2. No wifi. I love Didsbury Son and long to see the front of his face, not just the top of his hood.

3. A slouching post near the baby change table.

4. A prayer room. I make use of these wherever I can. They are the one place you can be sure no one will bother you.

5. Less interactivity. It sets the bar too high for your own domestic masterclass in multi-tasking ( playing with children whilst watching Sky Sports News).

If they take these ideas on board, don’t thank me – just take the kids out for a couple of hours one weekend morning.


Twin Guilt and The Curate’s Egg

I used to think that twin guilt meant I hadI used to think twin guilt meant I had snaffled both Bountys on the way back from the garage without offering Didsbury Son a nibble. Since becoming a dad of twins, twin guilt takes on new and expanding boundaries.

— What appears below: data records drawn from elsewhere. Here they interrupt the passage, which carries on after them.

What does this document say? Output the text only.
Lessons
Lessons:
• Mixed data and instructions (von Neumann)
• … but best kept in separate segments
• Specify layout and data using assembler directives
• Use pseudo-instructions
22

Didsbury Son, still a gift I can’t believe fell my way is having a Curate’s Egg of being a big brother so far. ( this is great. I promised someone over a literary based late night conversation I would find use for the phrases “Curate’s Egg”, “All you had to do was click your heels and think of Kansas” and ” In my day we had none of these fripperies “. One down and Kansas Fried Chicken is a given). On the upside, he loves the attention. Pushing newbie twins anywhere is like a call to coo for a wide variety of the population. He (and we) have never had so many compliments. Didsbury Son absorbs the reflected praise and a 5-minute stroll to the shops can now take half an hour and leave him an inch taller with his chest puffed out. People also love to smirk at us that ” Eeh, you have your hands full.” True, but not so full we can’t make hand gestures to people making banal or rude comments. There are also the presents. He has amassed quite a haul from family and friends keen to be even-handed and his Apple-infused Christmas present already has enough I -Tunes vouchers in his name to fill it with brightly coloured but quickly disappointing apps. I expect to only see the top of his head until March.

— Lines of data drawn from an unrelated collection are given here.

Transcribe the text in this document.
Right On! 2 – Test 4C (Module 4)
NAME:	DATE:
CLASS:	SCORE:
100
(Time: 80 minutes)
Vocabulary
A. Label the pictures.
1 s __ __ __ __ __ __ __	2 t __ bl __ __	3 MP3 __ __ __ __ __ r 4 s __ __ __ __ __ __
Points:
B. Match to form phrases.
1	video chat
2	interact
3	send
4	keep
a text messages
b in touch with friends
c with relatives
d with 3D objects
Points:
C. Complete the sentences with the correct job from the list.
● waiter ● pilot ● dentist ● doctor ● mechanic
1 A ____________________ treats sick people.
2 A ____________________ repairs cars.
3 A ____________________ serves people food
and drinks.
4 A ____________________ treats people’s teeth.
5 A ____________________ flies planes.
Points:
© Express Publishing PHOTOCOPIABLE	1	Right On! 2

On the downside… The pitch of stereo crying in an enclosed space and the volume and length of time it proceeds at/for has been an unsettling shock. The dual cacophony can outstrip an average car alarm. Soon to be dads be warned – you cannot sit back for an hour on twin duty with Didsbury Son for some downloaded American cartoons. Despite the fact that if Lord Yipley the Churchill lookalike isn’t demanding attention, his sister will be, it’s too loud. Health and a safety would not let you work in this level of decibel without ear defenders but Didsbury Son and I still, with decreasing success, attempt to slouch couchwards. We haven’t managed more than an occasional Modern Family and he watches more and more sitting alone on a couch built for several as I smile meekly though muslin and milk, sterilising in a way that makes Howard Hughes seem like Stig o’ The Dump.

The main challenge for any big brother is going from sole trader and receiver of constant attention to team player with a house full of sleep-craving, narky, obsessed elsewhere adults. Whilst the upside is more freedom, less regimented teeth brushing and bedtimes, I think the downsides are numerous in the short-term. Whilst he is a doting and attentive big brother; proud, enraptured and willing; until the twins respond to raspberries, tickles and songs they seem to him a lot of effort that is light on return. It will come. but three months to a boy who lives in the moment is beyond. Comprehension.

He does not realise that this is like supporting a football team; it seems that no matter how much you prop them up, sing, throw all your money at them – they are not really bothered about you… Yet. At least we know that Didsbury Son’s real Christmas present will kick in around the start of spring when he is greeted like a returning hero every time he enters the room and the twins respond to every tickle, parp and clap with absolute delight.

As I pointed out to Didsbury Wife -if we had just got a puppy he would have had that from day one.